景帝得知此事,龙颜大怒,当即下令,将户部侍郎打入天牢,严查严办,所有涉案人员,一律严惩不贷。同时下旨,命户部即刻将粮草装车,今日日出之前,必须出京,送往西境,若是再出半点差错,户部上下,一体问罪。
从皇宫出来时,天已经蒙蒙亮了。晨雾笼罩着京城的街道,张言正拄着拐杖,看着江思玄,叹了口气:“江大人,以前是老夫迂腐,总觉得女子不能掌军,如今才知道,沈将军才是真正的国之栋梁。这京里的事,有你我盯着,绝不能让沈将军在前线拼命,还要受后方的掣肘。”
“张大人所言极是。”江思玄点点头,目光望向西方,眼底满是牵挂,“我只盼着,她能平安,剑门关能守住。”
张言正拍了拍他的肩膀,没再多说。两人都知道,此刻的西境,正是生死攸关的时刻,他们能做的,就是守好后方,给前线的将士们,筑牢最稳的后盾。

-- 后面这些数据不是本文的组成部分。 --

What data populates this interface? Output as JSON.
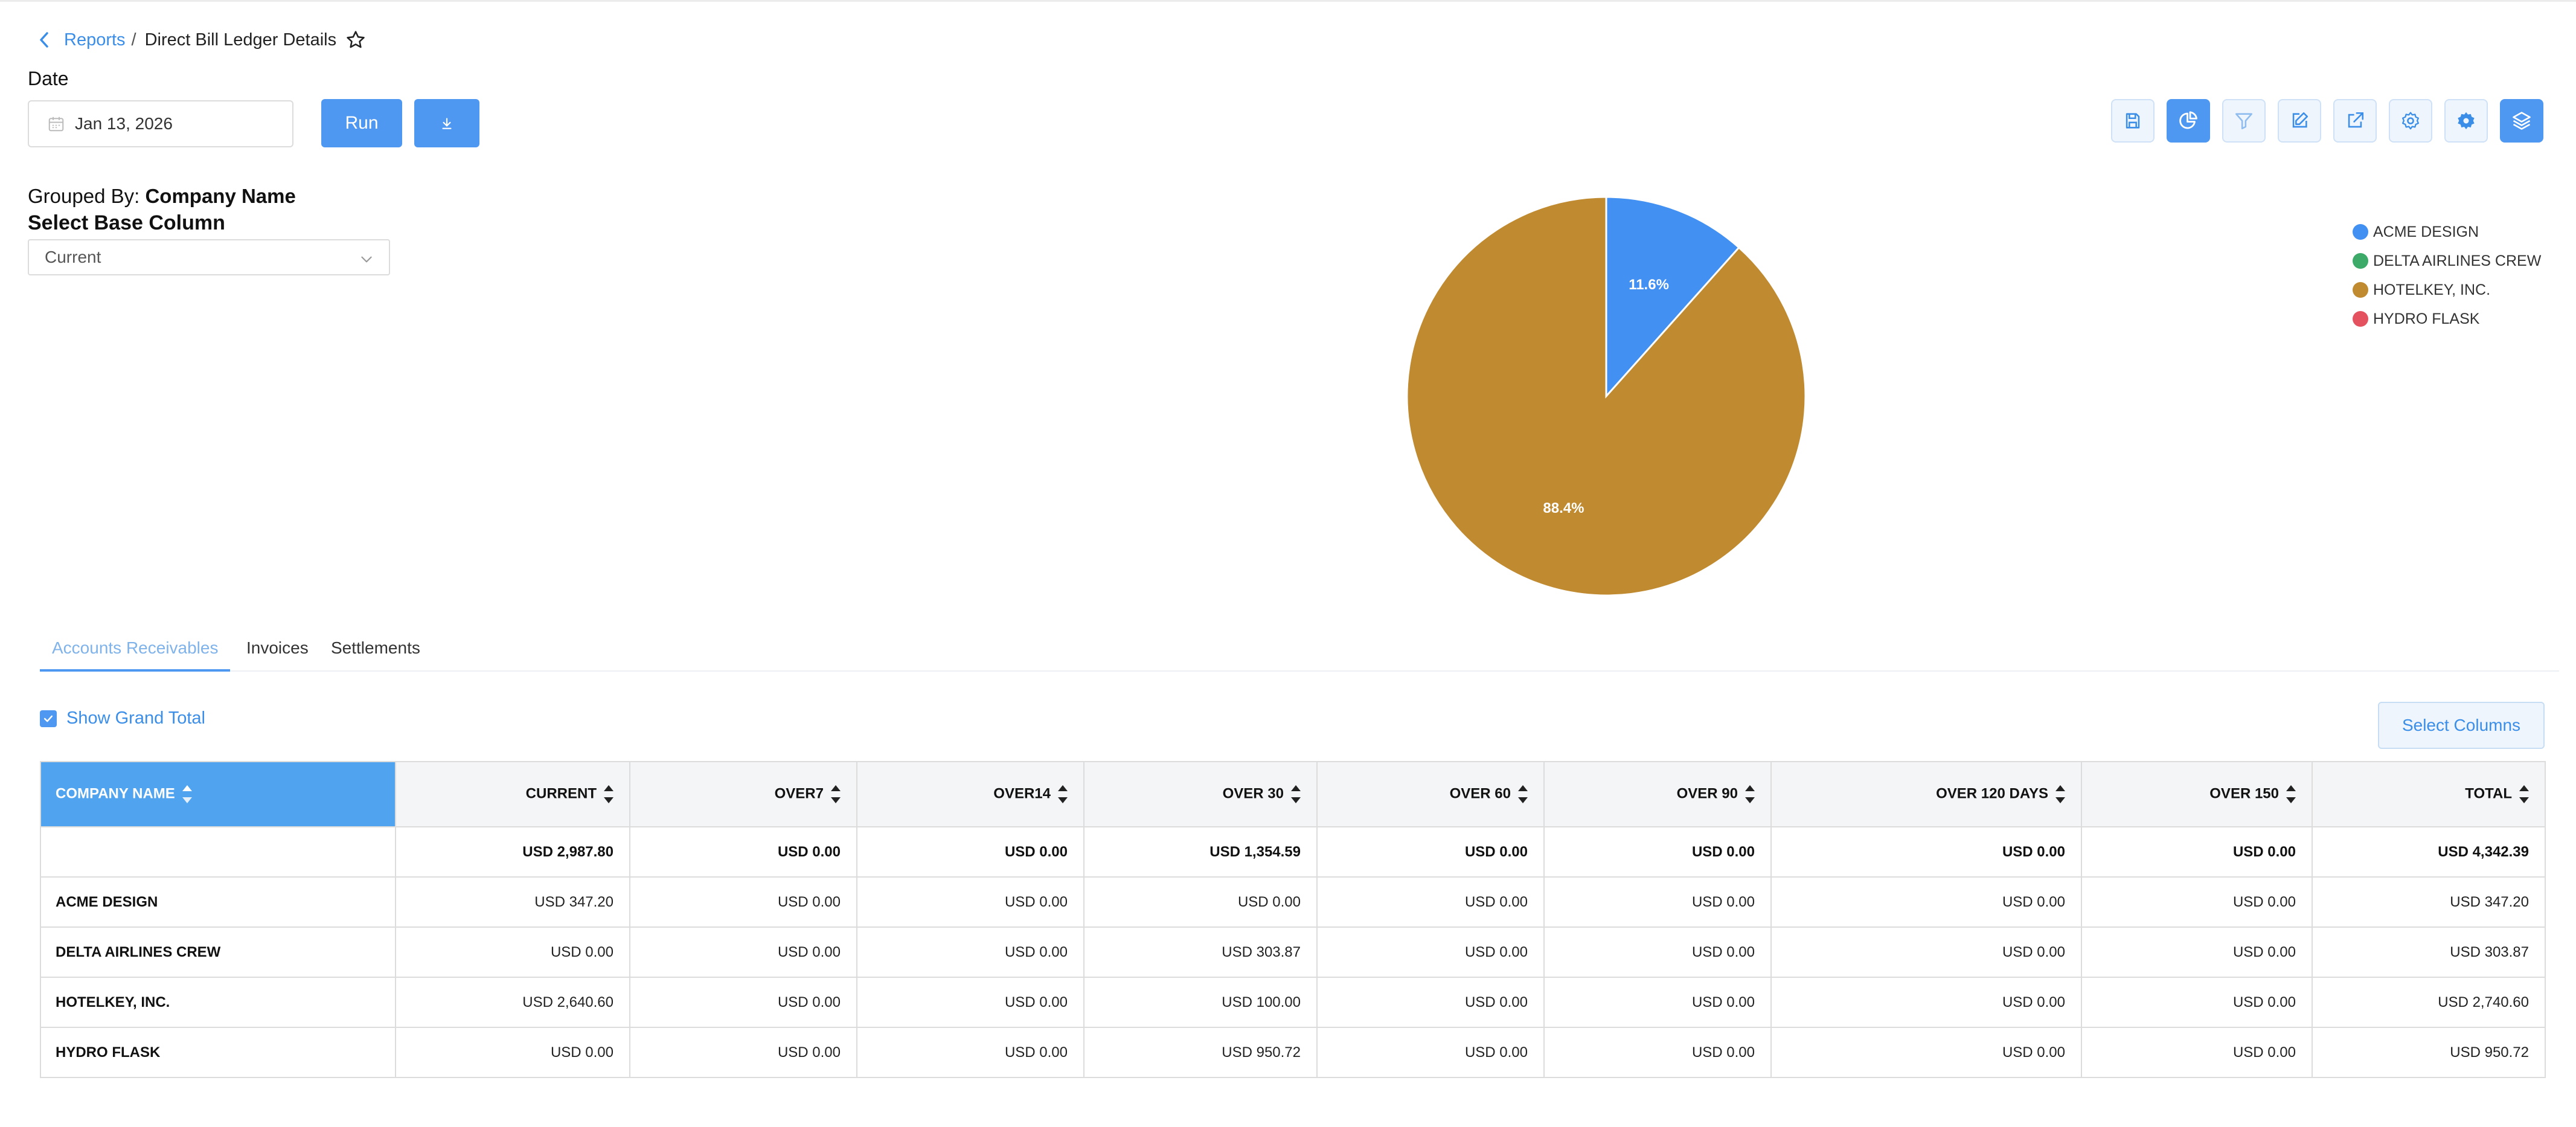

江思玄回到府里,没有歇着,又提笔给沈辞写了一封信,把京里的事一一写明,又细细叮嘱她,务必照顾好自己,肩伤不可再复发,凡事不可逞强。写完信,他叫来亲兵,命人快马加鞭,务必以最快的速度,把信送到沈辞手里。
亲兵领命而去,江思玄站在院子里,望着西方的天空,晨雾渐渐散了,朝阳升了起来,金色的光洒在他身上,却暖不透他眼底的牵挂。他指尖轻轻摩挲着腰间的半块樱形玉佩,那是当年沈辞救他时,给他的那半块,他带了十几年,从未离身。
“昭昭,一定要平安。”他轻声呢喃着,风卷着晨露,吹过他的衣摆,“我在京里,等你回来。”
而此时的陇道上,沈辞的大军已经连夜赶了一夜的路,离剑门关,只剩不到百里了。
天刚蒙蒙亮,晨雾还没散,前方就传来了马蹄声,斥候快马奔了回来,翻身下马,单膝跪地,高声道:“将军!好消息!陕州的五千援军,已经在前面三十里的驿站等着我们了!还有,林姑娘的商队,提前给剑门关送了一批粮草和箭支,已经顺利进城了!”
沈辞悬了一夜的心,终于落了地。她勒住马缰,高举破军枪,对着身后的将士们高声道:“弟兄们!援军已经汇合了!粮草也已经进了剑门关!再加把劲!今日午时,我们就到剑门关!杀退西羌,救我们的弟兄!”
“杀退西羌!救我弟兄!”
将士们的喊杀声震彻云霄,一夜赶路的疲惫,瞬间被满腔的热血冲散了。大军再次提速,朝着剑门关的方向,疾驰而去。
晨雾渐渐散去,朝阳刺破云层,洒在连绵的群山之间,也洒在沈辞的银甲上,泛着冷冽的光。她握紧了手中的破军枪,目光坚定地望着前方。
剑门关就在前方,烽火已经燃起,她的弟兄们,正在浴血死守。这一战,她必须赢,也一定会赢。